Kids need help to reach their full potential
Today’s guest author is Vickie Jarosz. Vickie is a stay at home mom from Peachtree City Georgia. She is the parent to four children (adopted) who suffered exposure to drugs and alcohol in-utero. Two of our kids were adopted from foster care have added issues from suffering early child trauma. Vickie has been persistent in working with teachers and therapists to help her three older kids navigate public and private school through to high school graduation. She is currently an advocate for her 12 year old son who struggles PTSD, Intellectual And Developmental disabilities and is placed in an adaptive classroom at his middle school.
Being black isn’t a crime, nor is being intellectually delayed or having learning differences that are challenging teachers every day. We must treat all children in a way that promotes guiding them to their best selves; to reach their full potential. These precious children should not be held in the most negative light because of their challenges. Kids with IEPs and inconsistent behavioral regulation (mostly due to trauma experienced or physical injury) are not cared for by best practices because it’s either too expensive or staffing and training are lacking. So we find them locked in a building or a classroom with similar kids, languishing without any real academic progress or peer role models to observe. These kids are already struggling. Placing them in exclusionary settings only magnifies their differences, Lowers their self-esteem and creates within them a desperate need to belong, and to be valued.

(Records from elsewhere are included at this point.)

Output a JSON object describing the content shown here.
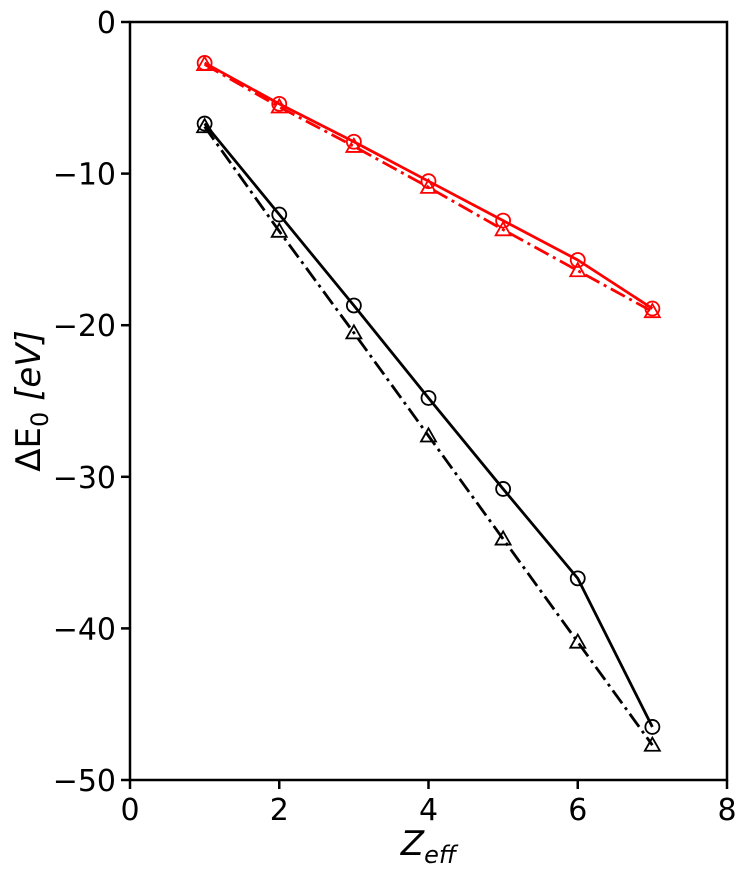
{
  "chart_data": {
    "type": "line",
    "xlabel": "Z",
    "xlabel_sub": "eff",
    "ylabel_prefix": "ΔE",
    "ylabel_sub": "0",
    "ylabel_suffix": " [eV]",
    "xlim": [
      0,
      8
    ],
    "ylim": [
      -50,
      0
    ],
    "xticks": [
      0,
      2,
      4,
      6,
      8
    ],
    "yticks": [
      0,
      -10,
      -20,
      -30,
      -40,
      -50
    ],
    "xtick_labels": [
      "0",
      "2",
      "4",
      "6",
      "8"
    ],
    "ytick_labels": [
      "0",
      "−10",
      "−20",
      "−30",
      "−40",
      "−50"
    ],
    "grid": false,
    "x": [
      1,
      2,
      3,
      4,
      5,
      6,
      7
    ],
    "series": [
      {
        "color": "#000000",
        "linestyle": "solid",
        "marker": "circle",
        "values": [
          -6.7,
          -12.7,
          -18.7,
          -24.8,
          -30.8,
          -36.7,
          -46.5
        ]
      },
      {
        "color": "#000000",
        "linestyle": "dashdot",
        "marker": "triangle",
        "values": [
          -6.9,
          -13.8,
          -20.5,
          -27.3,
          -34.1,
          -40.9,
          -47.7
        ]
      },
      {
        "color": "#ff0000",
        "linestyle": "solid",
        "marker": "circle",
        "values": [
          -2.7,
          -5.4,
          -7.9,
          -10.5,
          -13.1,
          -15.7,
          -18.9
        ]
      },
      {
        "color": "#ff0000",
        "linestyle": "dashdot",
        "marker": "triangle",
        "values": [
          -2.8,
          -5.6,
          -8.2,
          -10.9,
          -13.7,
          -16.4,
          -19.1
        ]
      }
    ]
  }
}
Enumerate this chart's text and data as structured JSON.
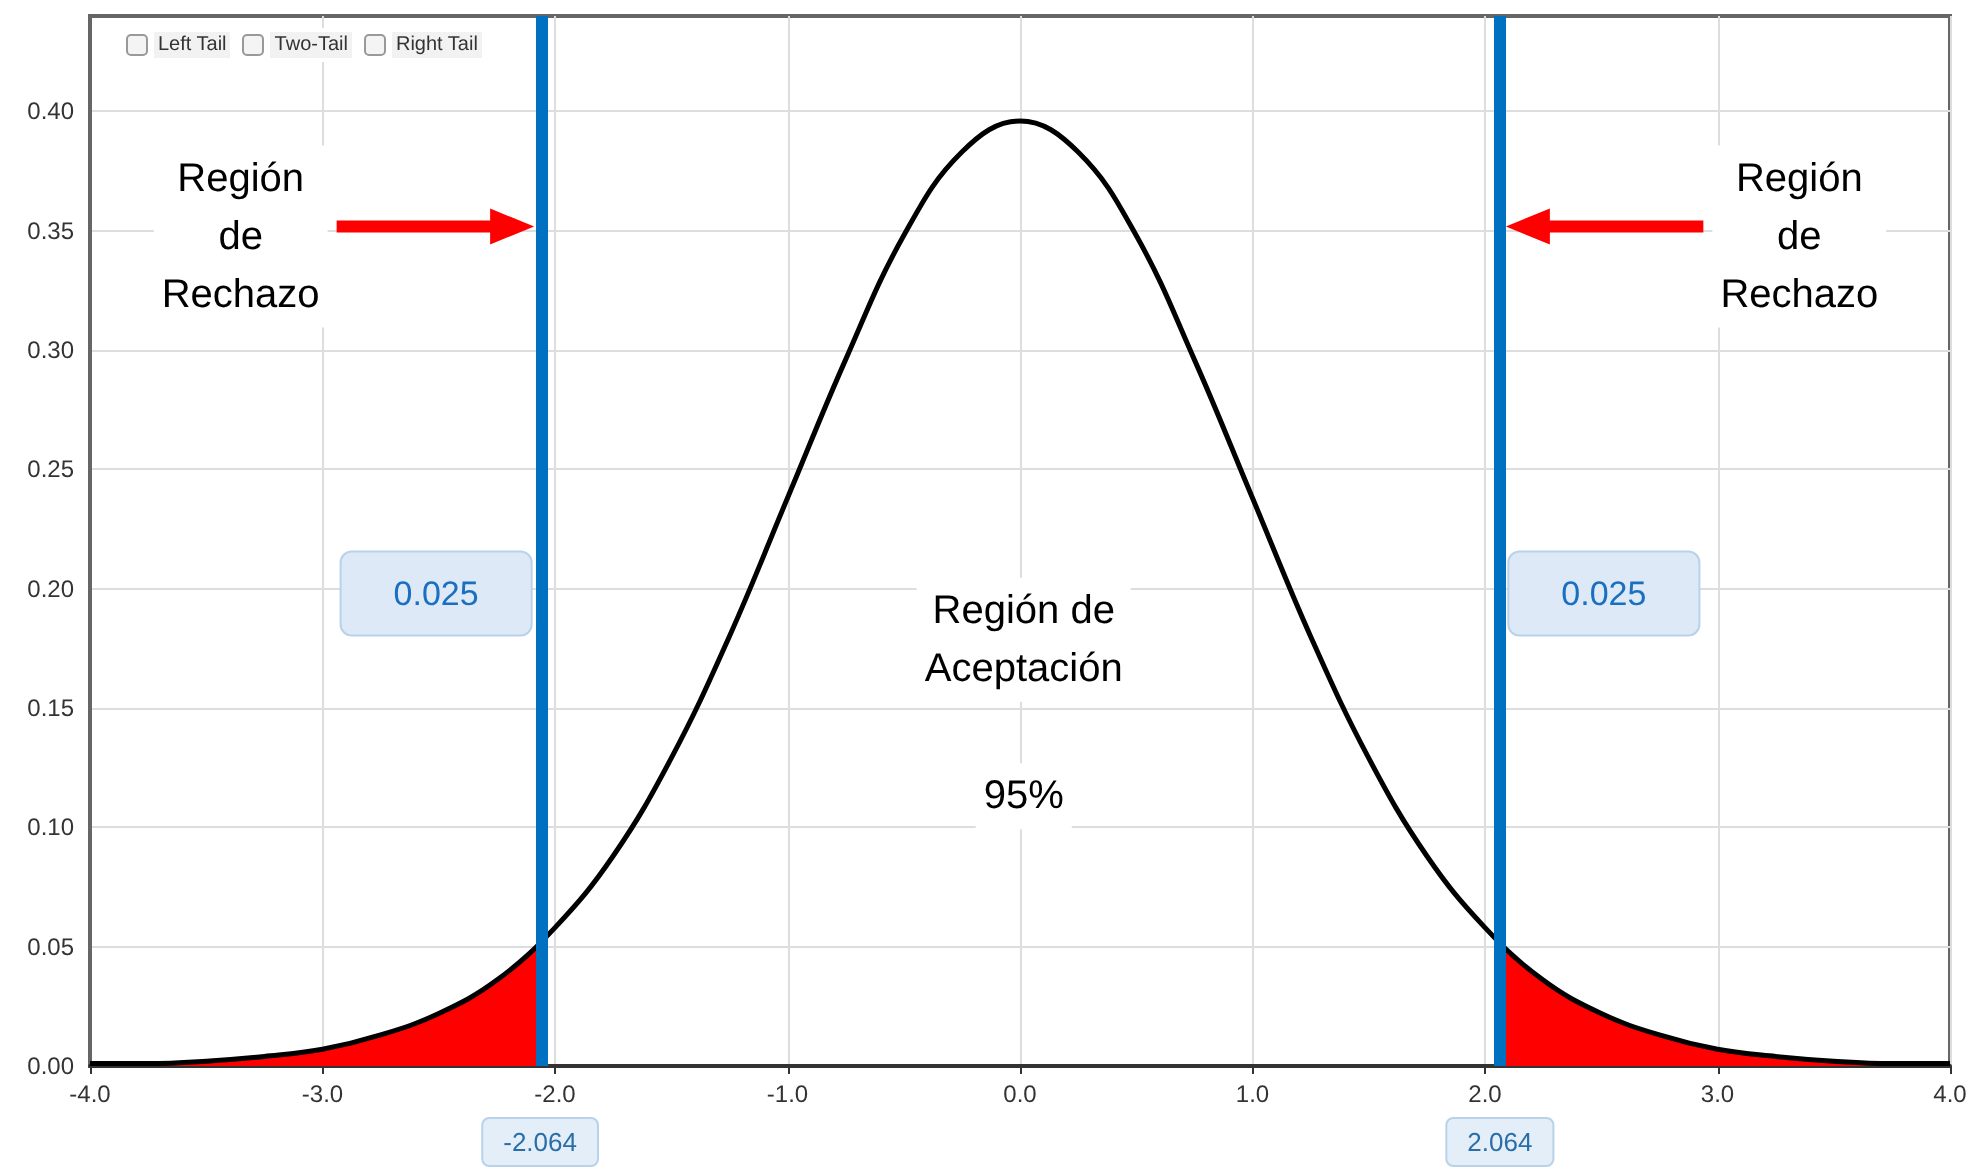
{
  "chart_data": {
    "type": "line",
    "x": [
      -4,
      -3.75,
      -3.5,
      -3.25,
      -3,
      -2.75,
      -2.5,
      -2.25,
      -2,
      -1.75,
      -1.5,
      -1.25,
      -1,
      -0.75,
      -0.5,
      -0.25,
      0,
      0.25,
      0.5,
      0.75,
      1,
      1.25,
      1.5,
      1.75,
      2,
      2.25,
      2.5,
      2.75,
      3,
      3.25,
      3.5,
      3.75,
      4
    ],
    "series": [
      {
        "color": "#000000",
        "values": [
          0.001,
          0.001,
          0.002,
          0.004,
          0.007,
          0.013,
          0.022,
          0.036,
          0.058,
          0.088,
          0.129,
          0.18,
          0.238,
          0.296,
          0.348,
          0.383,
          0.396,
          0.383,
          0.348,
          0.296,
          0.238,
          0.18,
          0.129,
          0.088,
          0.058,
          0.036,
          0.022,
          0.013,
          0.007,
          0.004,
          0.002,
          0.001,
          0.001
        ]
      },
      {
        "type": "area",
        "color": "#ff0000",
        "x": [
          -4,
          -3.75,
          -3.5,
          -3.25,
          -3,
          -2.75,
          -2.5,
          -2.25,
          -2.064
        ],
        "values": [
          0.001,
          0.001,
          0.002,
          0.004,
          0.007,
          0.013,
          0.022,
          0.036,
          0.051
        ]
      },
      {
        "type": "area",
        "color": "#ff0000",
        "x": [
          2.064,
          2.25,
          2.5,
          2.75,
          3,
          3.25,
          3.5,
          3.75,
          4
        ],
        "values": [
          0.051,
          0.036,
          0.022,
          0.013,
          0.007,
          0.004,
          0.002,
          0.001,
          0.001
        ]
      }
    ],
    "xlim": [
      -4,
      4
    ],
    "xticks": [
      {
        "value": -4,
        "label": "-4.0"
      },
      {
        "value": -3,
        "label": "-3.0"
      },
      {
        "value": -2,
        "label": "-2.0"
      },
      {
        "value": -1,
        "label": "-1.0"
      },
      {
        "value": 0,
        "label": "0.0"
      },
      {
        "value": 1,
        "label": "1.0"
      },
      {
        "value": 2,
        "label": "2.0"
      },
      {
        "value": 3,
        "label": "3.0"
      },
      {
        "value": 4,
        "label": "4.0"
      }
    ],
    "ylim": [
      0,
      0.44
    ],
    "yticks": [
      {
        "value": 0,
        "label": "0.00"
      },
      {
        "value": 0.05,
        "label": "0.05"
      },
      {
        "value": 0.1,
        "label": "0.10"
      },
      {
        "value": 0.15,
        "label": "0.15"
      },
      {
        "value": 0.2,
        "label": "0.20"
      },
      {
        "value": 0.25,
        "label": "0.25"
      },
      {
        "value": 0.3,
        "label": "0.30"
      },
      {
        "value": 0.35,
        "label": "0.35"
      },
      {
        "value": 0.4,
        "label": "0.40"
      }
    ],
    "ref_lines": [
      {
        "axis": "x",
        "value": -2.064,
        "label": "-2.064",
        "color": "#0070c0"
      },
      {
        "axis": "x",
        "value": 2.064,
        "label": "2.064",
        "color": "#0070c0"
      }
    ],
    "annotations": [
      "Left Tail",
      "Two-Tail",
      "Right Tail",
      "Región\nde\nRechazo",
      "Región\nde\nRechazo",
      "Región de\nAceptación",
      "95%",
      {
        "text": "0.025",
        "x": -2.064
      },
      {
        "text": "0.025",
        "x": 2.064
      }
    ],
    "grid": true,
    "marker": "none",
    "line_style": "solid"
  }
}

The negative impact on society is grand. Typical kids, the ones who are capable of learning without modification or accommodation are growing up together, but without having to include or discover how to build relationships with, or care for and about kids who are hidden behind walls, and snuck through the hallways as if they have some sort of communicable disease. As they all become adults, the excluded continue to be ostracized due to the mainstreamed never having them grow up in their communities. It’s a damn shame! This nation can and should do better. Teach our children how to love and respect each other in spite of their differences. Amongst the typical peers are kids who would most definitively rise to the occasion. They would befriend, include, work with, tutor, care about, and build relationships with the vulnerable if only they had an opportunity and guidance. Even if some students may need a contained classroom, typical kids would be a great asset as role models and friends by entering those contained classrooms for a portion of the day and become a true student peer.
When differences are consistently magnified through separation and exclusion, a negative connotation is attached to those who are separated. ‘They don’t belong with the rest of us. Something must be wrong with them.’